If you want to earn a regular income, the Post Office Monthly Income Scheme is a good option. Investing in this scheme offers an interest rate of 7.4%. You can invest a maximum of ₹9 lakh in a single account and ₹15 lakh in a joint account.

2. Public Provident Fund

You can invest in the Public Provident Fund (PPF). The minimum amount is ₹500 and the maximum is ₹1.50 lakh annually. Currently, PPF offers an interest rate of 7.10%. Its tenure is 15 years. You can also avail tax exemption under Section 80C of the Income Tax Act.

3. Sukanya Samriddhi Yojana

If you want to invest in your daughter’s bright future, the Sukanya Samriddhi Yojana (SSY) is the best option. This scheme is specifically designed for girls and helps cover their education and marriage expenses. You can invest a minimum of ₹250 and a maximum of ₹1.50 lakh annually in this scheme. This scheme offers an interest rate of 8.20% and is eligible for tax exemption under Section 80C. This is a long-term savings option that can easily meet major expenses like your daughter’s higher education and marriage.

4. Time Deposit (TD)

Under the Post Office Time Deposit scheme, investors can invest for different tenures. They can deposit money for 1 year, 2 years, 3 years, and 5 years. Investing for one year earns an interest rate of 6.9%, while investing for 2 or 3 years earns a rate of 7%. Investors investing in this Post Office scheme for 5 years earn an interest rate of 7.5%. There is no maximum deposit limit; the minimum deposit is ₹1,000. A 5-year Post Office FD is tax-deductible under Section 80C of the Income Tax Act.

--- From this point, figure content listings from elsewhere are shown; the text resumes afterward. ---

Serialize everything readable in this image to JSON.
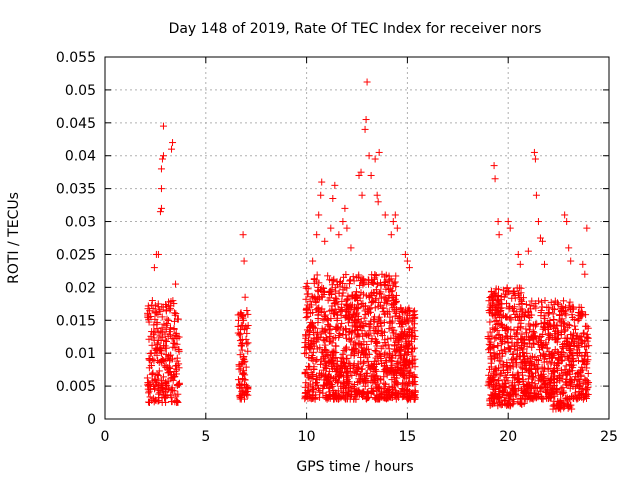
{
  "chart_data": {
    "type": "scatter",
    "title": "Day 148 of 2019, Rate Of TEC Index for receiver nors",
    "xlabel": "GPS time / hours",
    "ylabel": "ROTI / TECUs",
    "xlim": [
      0,
      25
    ],
    "ylim": [
      0,
      0.055
    ],
    "grid": true,
    "marker": "+",
    "color": "#ff0000",
    "x_ticks": [
      0,
      5,
      10,
      15,
      20,
      25
    ],
    "x_tick_labels": [
      "0",
      "5",
      "10",
      "15",
      "20",
      "25"
    ],
    "y_ticks": [
      0,
      0.005,
      0.01,
      0.015,
      0.02,
      0.025,
      0.03,
      0.035,
      0.04,
      0.045,
      0.05,
      0.055
    ],
    "y_tick_labels": [
      "0",
      "0.005",
      "0.01",
      "0.015",
      "0.02",
      "0.025",
      "0.03",
      "0.035",
      "0.04",
      "0.045",
      "0.05",
      "0.055"
    ],
    "clusters": [
      {
        "x_range": [
          2.1,
          3.7
        ],
        "y_range": [
          0.0025,
          0.018
        ],
        "count": 260
      },
      {
        "x_range": [
          6.6,
          7.1
        ],
        "y_range": [
          0.003,
          0.017
        ],
        "count": 90
      },
      {
        "x_range": [
          9.9,
          12.2
        ],
        "y_range": [
          0.003,
          0.022
        ],
        "count": 520
      },
      {
        "x_range": [
          12.2,
          14.5
        ],
        "y_range": [
          0.003,
          0.022
        ],
        "count": 520
      },
      {
        "x_range": [
          14.5,
          15.4
        ],
        "y_range": [
          0.003,
          0.017
        ],
        "count": 220
      },
      {
        "x_range": [
          19.0,
          20.8
        ],
        "y_range": [
          0.002,
          0.02
        ],
        "count": 420
      },
      {
        "x_range": [
          20.8,
          22.2
        ],
        "y_range": [
          0.003,
          0.018
        ],
        "count": 280
      },
      {
        "x_range": [
          22.2,
          23.2
        ],
        "y_range": [
          0.0015,
          0.018
        ],
        "count": 220
      },
      {
        "x_range": [
          23.2,
          24.0
        ],
        "y_range": [
          0.003,
          0.017
        ],
        "count": 140
      }
    ],
    "high_points": [
      [
        2.35,
        0.018
      ],
      [
        2.45,
        0.023
      ],
      [
        2.55,
        0.025
      ],
      [
        2.65,
        0.025
      ],
      [
        2.75,
        0.0315
      ],
      [
        2.8,
        0.032
      ],
      [
        2.8,
        0.035
      ],
      [
        2.8,
        0.038
      ],
      [
        2.85,
        0.0395
      ],
      [
        2.9,
        0.04
      ],
      [
        2.9,
        0.0445
      ],
      [
        3.3,
        0.041
      ],
      [
        3.35,
        0.042
      ],
      [
        3.5,
        0.0205
      ],
      [
        6.85,
        0.028
      ],
      [
        6.9,
        0.024
      ],
      [
        6.95,
        0.0185
      ],
      [
        10.3,
        0.024
      ],
      [
        10.5,
        0.028
      ],
      [
        10.6,
        0.031
      ],
      [
        10.7,
        0.034
      ],
      [
        10.75,
        0.036
      ],
      [
        10.9,
        0.027
      ],
      [
        11.2,
        0.029
      ],
      [
        11.3,
        0.0335
      ],
      [
        11.4,
        0.0355
      ],
      [
        11.6,
        0.028
      ],
      [
        11.8,
        0.03
      ],
      [
        11.9,
        0.032
      ],
      [
        12.0,
        0.029
      ],
      [
        12.2,
        0.026
      ],
      [
        12.6,
        0.037
      ],
      [
        12.7,
        0.0375
      ],
      [
        12.75,
        0.034
      ],
      [
        12.9,
        0.044
      ],
      [
        12.95,
        0.0455
      ],
      [
        13.0,
        0.0512
      ],
      [
        13.1,
        0.04
      ],
      [
        13.2,
        0.037
      ],
      [
        13.4,
        0.0395
      ],
      [
        13.5,
        0.034
      ],
      [
        13.55,
        0.033
      ],
      [
        13.6,
        0.0405
      ],
      [
        13.9,
        0.031
      ],
      [
        14.2,
        0.028
      ],
      [
        14.3,
        0.03
      ],
      [
        14.4,
        0.031
      ],
      [
        14.5,
        0.029
      ],
      [
        14.9,
        0.025
      ],
      [
        15.0,
        0.024
      ],
      [
        15.1,
        0.023
      ],
      [
        19.3,
        0.0385
      ],
      [
        19.35,
        0.0365
      ],
      [
        19.5,
        0.03
      ],
      [
        19.55,
        0.028
      ],
      [
        20.0,
        0.03
      ],
      [
        20.1,
        0.029
      ],
      [
        20.5,
        0.025
      ],
      [
        20.6,
        0.0235
      ],
      [
        21.0,
        0.0255
      ],
      [
        21.3,
        0.0405
      ],
      [
        21.35,
        0.0395
      ],
      [
        21.4,
        0.034
      ],
      [
        21.5,
        0.03
      ],
      [
        21.6,
        0.0275
      ],
      [
        21.7,
        0.027
      ],
      [
        21.8,
        0.0235
      ],
      [
        22.8,
        0.031
      ],
      [
        22.9,
        0.03
      ],
      [
        23.0,
        0.026
      ],
      [
        23.1,
        0.024
      ],
      [
        23.7,
        0.0235
      ],
      [
        23.9,
        0.029
      ],
      [
        23.8,
        0.022
      ]
    ]
  }
}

5. National Savings Certificate

The National Savings Certificate is an initiative of the Government of India. It is a fixed income investment scheme. Any Indian citizen can obtain a National Savings Certificate from any post office. The current issue of National Savings Certificates is Issue VIII. The maturity period of NSC is 5 years. The Post Office National Savings Certificate Scheme offers a return of 7.7%. The special feature of the National Savings Certificate Scheme is that you can start investing in this scheme with just ₹1,000.

Returns on National Savings Certificates

If you invest ₹5 lakh in the National Savings Certificate scheme, you will receive a total of ₹724,517 upon maturity, i.e., after 5 years. Thus, you will receive a total return of ₹224,517.